This low-budget thriller, boosted by Bela Lugosi, was one of the biggest successes for the poverty row Producers Releasing Corporation (PRC). After the war, the studio tried to recapture this success by producing an in-name-only sequel, Devil Bat's Daughter (1946), and a virtual shot-by-shot remake, The Flying Serpent (1946).
This was the first, and most successful, horror film from Producers Releasing Corporation (PRC) after it was formed from the failed Producers Distrubuting Corporation (PDC). Filming began October 28 1940.

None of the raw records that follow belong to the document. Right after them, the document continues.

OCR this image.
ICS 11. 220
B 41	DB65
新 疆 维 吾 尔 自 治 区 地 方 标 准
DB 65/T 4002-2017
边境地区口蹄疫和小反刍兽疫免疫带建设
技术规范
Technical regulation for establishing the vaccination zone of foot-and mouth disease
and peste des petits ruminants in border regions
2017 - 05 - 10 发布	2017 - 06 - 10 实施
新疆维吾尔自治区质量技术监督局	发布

This film received its first documented telecasts in New York City Wednesday 4 August 1948 on WCBS (Channel 2), in Albuquerque Saturday 20 August 1949 on KOB (Channel 4), in Chicago Wednesday 5 October 1949 on WGN (Channel 9), and in Los Angeles Thursday 23 March 1950 on KTLA (Channel 5).
Because it was produced by the "poverty row" studio PRC, which failed to renew its copyright, the film is now a public domain title. This explains why it is frequently run on late-night TV, and is available on home video from multiple distributors, often of very poor quality.
Due to its box-office success, the film was given both a 1945 re-release (double-billed with Man Made Monster (1941)) and an in-name-only sequel (Devil Bat's Daughter (1946)).
The phrase Devil Bat is said 29 times in the movie.
Dr. Carruthers ('Bela Lugosi') drives a 1939 Oldsmobile coupe. Henry Morton ('Guy Usher') drives a 1939 Buick coupe.